Les forces turques et leurs alliés ont recours à des frappes aériennes, l'artillerie lourde et des tirs de roquette, selon l'OSDH.
Les villes de Ras al-Ain, Tal Abyad et d'autres villes à la frontière ont été presque désertées par leurs habitants, provoquant une grande vague de déplacements.
Les Nations unies ont parlé de 70.000 personnes ayant fui les combats, se dirigeant plus à l'est, vers Hassaké, une ville épargnée par les combats.
"Que veut de nous Erdogan? (...) C'est juste parce que nous sommes kurdes?", demande une femme qui a trouvé refuge avec sa famille dans une école de Hassaké mise à disposition par les autorités locales kurdes.
"Action militaire unilatérale"
D'après les médias turcs, la Turquie souhaite prendre le contrôle de la bande entre Ras al-Aïn et Tal Abyad, longue de 120 kilomètres et profonde d'une trentaine de kilomètres, afin d'éloigner de la frontière la principale milice kurde syrienne, les Unités de protection du peuple (YPG), épine dorsale des FDS.

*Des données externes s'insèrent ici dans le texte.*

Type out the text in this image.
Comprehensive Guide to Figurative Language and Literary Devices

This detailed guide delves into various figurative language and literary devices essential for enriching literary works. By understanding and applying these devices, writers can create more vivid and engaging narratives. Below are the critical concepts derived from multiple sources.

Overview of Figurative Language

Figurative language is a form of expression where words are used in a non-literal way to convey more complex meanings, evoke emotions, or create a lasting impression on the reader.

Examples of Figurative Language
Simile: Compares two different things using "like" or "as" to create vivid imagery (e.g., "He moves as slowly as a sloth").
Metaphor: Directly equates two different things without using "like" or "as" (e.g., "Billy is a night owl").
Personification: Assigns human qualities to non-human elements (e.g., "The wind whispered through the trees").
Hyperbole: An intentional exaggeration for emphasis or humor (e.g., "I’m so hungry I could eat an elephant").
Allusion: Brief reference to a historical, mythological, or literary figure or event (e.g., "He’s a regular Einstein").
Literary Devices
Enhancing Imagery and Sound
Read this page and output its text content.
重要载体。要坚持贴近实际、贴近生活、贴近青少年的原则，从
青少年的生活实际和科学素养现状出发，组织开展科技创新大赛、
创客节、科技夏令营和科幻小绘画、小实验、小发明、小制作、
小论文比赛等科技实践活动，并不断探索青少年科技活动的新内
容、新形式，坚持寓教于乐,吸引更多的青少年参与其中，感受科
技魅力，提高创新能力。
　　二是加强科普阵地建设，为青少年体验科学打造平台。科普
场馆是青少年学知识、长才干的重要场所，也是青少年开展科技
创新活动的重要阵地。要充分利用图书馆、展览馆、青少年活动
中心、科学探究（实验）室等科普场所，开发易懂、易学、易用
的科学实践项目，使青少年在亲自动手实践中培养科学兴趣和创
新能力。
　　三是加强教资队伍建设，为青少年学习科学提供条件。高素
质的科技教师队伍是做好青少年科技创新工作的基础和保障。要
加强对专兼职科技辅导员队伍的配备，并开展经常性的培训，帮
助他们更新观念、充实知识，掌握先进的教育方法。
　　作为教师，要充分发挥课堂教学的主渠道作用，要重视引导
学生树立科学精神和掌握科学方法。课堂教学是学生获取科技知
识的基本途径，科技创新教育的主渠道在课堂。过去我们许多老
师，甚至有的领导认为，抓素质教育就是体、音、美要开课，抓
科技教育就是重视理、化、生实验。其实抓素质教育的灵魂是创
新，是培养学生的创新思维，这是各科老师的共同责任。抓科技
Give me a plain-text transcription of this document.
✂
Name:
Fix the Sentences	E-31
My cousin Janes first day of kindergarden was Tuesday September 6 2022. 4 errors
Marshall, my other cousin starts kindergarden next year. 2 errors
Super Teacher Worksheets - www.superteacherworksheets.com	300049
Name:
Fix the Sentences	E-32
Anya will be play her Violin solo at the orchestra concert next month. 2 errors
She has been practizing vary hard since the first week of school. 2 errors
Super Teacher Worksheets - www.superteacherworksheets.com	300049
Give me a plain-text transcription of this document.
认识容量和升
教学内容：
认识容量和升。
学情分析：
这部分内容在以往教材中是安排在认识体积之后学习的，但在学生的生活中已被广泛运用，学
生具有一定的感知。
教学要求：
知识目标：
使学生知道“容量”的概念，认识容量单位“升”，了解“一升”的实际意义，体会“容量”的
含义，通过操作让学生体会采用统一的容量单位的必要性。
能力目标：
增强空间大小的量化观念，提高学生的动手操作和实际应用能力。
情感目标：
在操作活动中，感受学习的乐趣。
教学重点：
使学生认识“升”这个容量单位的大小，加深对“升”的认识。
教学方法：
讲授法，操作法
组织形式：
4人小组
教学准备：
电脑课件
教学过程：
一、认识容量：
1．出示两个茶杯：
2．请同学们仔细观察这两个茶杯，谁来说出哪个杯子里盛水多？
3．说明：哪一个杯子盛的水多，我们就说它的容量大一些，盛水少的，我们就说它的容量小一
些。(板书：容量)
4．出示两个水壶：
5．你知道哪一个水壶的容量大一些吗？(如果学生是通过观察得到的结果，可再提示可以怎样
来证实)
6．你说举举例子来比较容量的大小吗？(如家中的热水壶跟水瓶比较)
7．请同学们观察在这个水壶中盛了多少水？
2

Principal acteur de la défaite du groupe Etat islamique (EI) et soutenues par les Occidentaux, les YPG sont cependant considérées comme une organisation "terroriste" par Ankara.
La Turquie espère via cette offensive créer une "zone de sécurité" où pourront être installés une partie des 3,6 millions de réfugiés syriens vivant sur son sol.
Médecins sans frontières (MSF) a indiqué dans un communiqué avoir été contraint de fermer un hôpital que l'ONG soutenait à Tal Abyad. Les bombardements ont obligé les patients à fuir, comme les membres du personnel soignant, selon MSF.
D'autres organisations humanitaires ont mis en garde contre un nouveau désastre humanitaire en Syrie, où la guerre a débuté il y a plus de huit ans et implique plusieurs grandes puissances régionales et internationales.
A New York, à l'issue d'une réunion d'urgence du Conseil de sécurité de l'ONU, les cinq pays européens y siégeant --Paris, Berlin, Bruxelles, Londres, Varsovie-- ont exigé l'arrêt de cette "action militaire unilatérale".
Dénonçant une situation "absolument choquante" pour les civils, la France a annoncé vendredi que les Européens examineraient "la semaine prochaine" la possibilité de sanctions contre la Turquie.
Se faisant écho des inquiétudes des dirigeants européens, le président russe Vladimir Poutine, dont le pays est allié au régime syrien, a dit craindre que l'opération turque ne provoque une résurgence de l'EI.
Mêmes craintes pour le secrétaire général de l'Otan Jens Stoltenberg. "Les prisonniers de Daech (un acronyme de l'EI) ne doivent pas pouvoir s'évader", a-t-il martelé lors d'une visite en Turquie.